Abstract
Purpose :
The purpose of this paper is to describe the clinical features and molecular genetic findings of patients from three independent families with autosomal dominant cone dystrophy.
Methods :
The clinical evaluation of the patients included visual acuity test, dilated funduscopy, optical coherence tomography (OCT), autofluorescein imaging (FAF) and Ganzfeld electroretinography (GfERG). Detailed pedigrees were obtained. Whole exome sequencing (WES) was carried out in the index patients, and a targeted panel of 316 genes was analyzed. The identified mutations were confirmed, and the other family members were evaluated using Sanger sequencing.
Results :
All patients were presented with reduced visual acuity. Funduscopy showed pigmentary changes of the macular area.
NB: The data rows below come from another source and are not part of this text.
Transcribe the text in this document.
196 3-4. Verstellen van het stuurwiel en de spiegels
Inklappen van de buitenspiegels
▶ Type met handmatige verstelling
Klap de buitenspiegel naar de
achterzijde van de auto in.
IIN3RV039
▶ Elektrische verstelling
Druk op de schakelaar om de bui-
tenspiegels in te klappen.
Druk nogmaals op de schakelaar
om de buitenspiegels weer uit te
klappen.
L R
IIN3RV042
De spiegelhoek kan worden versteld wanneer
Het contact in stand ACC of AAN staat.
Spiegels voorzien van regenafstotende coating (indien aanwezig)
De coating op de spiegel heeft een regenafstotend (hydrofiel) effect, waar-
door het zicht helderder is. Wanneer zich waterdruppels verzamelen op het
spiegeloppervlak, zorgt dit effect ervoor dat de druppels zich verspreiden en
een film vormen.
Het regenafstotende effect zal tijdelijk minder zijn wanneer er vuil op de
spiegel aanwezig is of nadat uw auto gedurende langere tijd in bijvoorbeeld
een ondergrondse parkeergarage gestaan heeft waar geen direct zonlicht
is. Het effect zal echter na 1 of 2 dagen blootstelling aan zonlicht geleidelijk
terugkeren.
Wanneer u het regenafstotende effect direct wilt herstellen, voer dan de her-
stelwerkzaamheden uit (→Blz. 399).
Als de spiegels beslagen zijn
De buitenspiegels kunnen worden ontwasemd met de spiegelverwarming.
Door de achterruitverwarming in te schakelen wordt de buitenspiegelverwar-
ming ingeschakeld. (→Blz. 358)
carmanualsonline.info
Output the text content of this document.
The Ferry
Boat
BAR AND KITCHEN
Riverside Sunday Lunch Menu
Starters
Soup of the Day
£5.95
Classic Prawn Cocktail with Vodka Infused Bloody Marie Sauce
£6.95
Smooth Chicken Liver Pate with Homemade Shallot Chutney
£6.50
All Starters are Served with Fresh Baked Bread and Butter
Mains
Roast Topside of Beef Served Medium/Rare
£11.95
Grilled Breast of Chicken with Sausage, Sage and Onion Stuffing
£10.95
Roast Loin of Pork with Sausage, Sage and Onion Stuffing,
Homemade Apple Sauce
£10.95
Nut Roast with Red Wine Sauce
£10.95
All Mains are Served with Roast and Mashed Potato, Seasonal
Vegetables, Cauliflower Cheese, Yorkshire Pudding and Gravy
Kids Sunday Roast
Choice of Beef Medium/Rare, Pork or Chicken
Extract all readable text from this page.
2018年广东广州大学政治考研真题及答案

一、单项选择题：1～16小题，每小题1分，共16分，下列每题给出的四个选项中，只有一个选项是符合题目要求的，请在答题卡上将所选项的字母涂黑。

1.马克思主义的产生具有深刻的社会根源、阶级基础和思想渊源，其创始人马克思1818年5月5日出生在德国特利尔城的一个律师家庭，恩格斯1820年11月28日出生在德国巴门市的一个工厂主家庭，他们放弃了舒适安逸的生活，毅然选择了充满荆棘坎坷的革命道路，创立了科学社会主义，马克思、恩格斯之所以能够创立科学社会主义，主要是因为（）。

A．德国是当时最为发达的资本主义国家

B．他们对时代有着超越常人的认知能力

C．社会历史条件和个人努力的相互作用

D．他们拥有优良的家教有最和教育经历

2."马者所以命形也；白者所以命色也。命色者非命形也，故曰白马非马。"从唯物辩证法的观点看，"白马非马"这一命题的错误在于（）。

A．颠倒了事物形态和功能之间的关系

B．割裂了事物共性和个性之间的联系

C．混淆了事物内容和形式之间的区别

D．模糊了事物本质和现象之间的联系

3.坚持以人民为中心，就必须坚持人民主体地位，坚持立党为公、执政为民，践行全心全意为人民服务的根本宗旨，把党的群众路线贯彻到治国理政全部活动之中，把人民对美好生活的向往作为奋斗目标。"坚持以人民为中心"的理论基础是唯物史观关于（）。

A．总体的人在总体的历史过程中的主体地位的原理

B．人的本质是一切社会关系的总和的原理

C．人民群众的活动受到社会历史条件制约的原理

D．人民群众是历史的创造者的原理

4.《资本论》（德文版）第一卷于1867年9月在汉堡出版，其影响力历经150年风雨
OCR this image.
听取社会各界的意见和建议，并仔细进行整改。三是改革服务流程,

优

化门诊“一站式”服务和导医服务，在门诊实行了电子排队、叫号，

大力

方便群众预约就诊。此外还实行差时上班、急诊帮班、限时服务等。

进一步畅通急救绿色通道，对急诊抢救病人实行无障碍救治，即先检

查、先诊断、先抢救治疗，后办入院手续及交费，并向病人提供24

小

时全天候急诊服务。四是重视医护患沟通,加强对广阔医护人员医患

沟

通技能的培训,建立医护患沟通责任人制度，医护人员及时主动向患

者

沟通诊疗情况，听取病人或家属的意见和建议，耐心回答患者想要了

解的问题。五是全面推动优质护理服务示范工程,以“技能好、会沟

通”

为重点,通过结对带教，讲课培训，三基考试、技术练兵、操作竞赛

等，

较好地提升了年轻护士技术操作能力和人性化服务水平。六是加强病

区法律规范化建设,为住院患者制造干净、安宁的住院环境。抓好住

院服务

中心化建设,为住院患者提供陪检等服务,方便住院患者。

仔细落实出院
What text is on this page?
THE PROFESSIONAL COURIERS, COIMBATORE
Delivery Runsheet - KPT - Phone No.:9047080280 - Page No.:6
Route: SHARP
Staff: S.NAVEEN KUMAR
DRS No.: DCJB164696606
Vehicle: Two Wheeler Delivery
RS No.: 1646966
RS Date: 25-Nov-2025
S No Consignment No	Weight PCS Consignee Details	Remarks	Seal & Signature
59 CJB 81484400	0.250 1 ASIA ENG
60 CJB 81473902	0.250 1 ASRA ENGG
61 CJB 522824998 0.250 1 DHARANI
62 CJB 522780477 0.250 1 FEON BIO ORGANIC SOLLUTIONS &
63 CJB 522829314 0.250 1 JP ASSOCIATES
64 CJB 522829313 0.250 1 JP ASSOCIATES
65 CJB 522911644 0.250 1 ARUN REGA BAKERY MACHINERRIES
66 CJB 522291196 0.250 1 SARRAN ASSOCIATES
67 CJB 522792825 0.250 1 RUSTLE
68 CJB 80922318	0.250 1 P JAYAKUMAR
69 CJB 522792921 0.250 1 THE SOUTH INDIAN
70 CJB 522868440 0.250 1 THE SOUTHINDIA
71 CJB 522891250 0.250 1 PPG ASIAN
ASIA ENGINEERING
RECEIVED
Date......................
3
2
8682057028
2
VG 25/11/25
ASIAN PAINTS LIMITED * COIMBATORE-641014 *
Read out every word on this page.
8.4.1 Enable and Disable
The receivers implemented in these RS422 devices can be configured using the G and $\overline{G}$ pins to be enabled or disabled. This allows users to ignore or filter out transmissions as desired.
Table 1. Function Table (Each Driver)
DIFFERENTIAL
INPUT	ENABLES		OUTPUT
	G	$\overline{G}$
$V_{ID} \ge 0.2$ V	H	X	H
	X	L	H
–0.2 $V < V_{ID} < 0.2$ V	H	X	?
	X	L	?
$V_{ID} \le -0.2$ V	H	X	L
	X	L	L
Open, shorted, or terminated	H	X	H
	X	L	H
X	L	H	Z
OCT images showed thinning of the outer layers of the retina with disruption of the ellipsoid zone in the central macular region. Nummular hyper/hypoautofluorescence pattern was shown on FAF imaging. Genetic testing has identified the same heterozygous variant, c.305A>G, leading to amino acid change in the GUCA1A gene in all of these patients.
Conclusions :
Imaging and electrophysiological characteristics showed cone dystrophy in three patients from independent families from the southwestern part of Hungary. The identified genetic variant, c.305A>G, (p.Asp102Gly) in GUCA1A, a gene known to be disease-causing in autosomal dominant cone/cone-rod dystrophy was not previously described and is absent in the major reference population databases. Based on ACMG classification and in silico tools, it is regarded as a likely pathogenic variant. Segregation analysis in some other family members confirms the pathogenicity of this variant, causing autosomal dominant cone dystrophy.
This abstract was presented at the 2023 ARVO Annual Meeting, held in New Orleans, LA, April 23-27, 2023.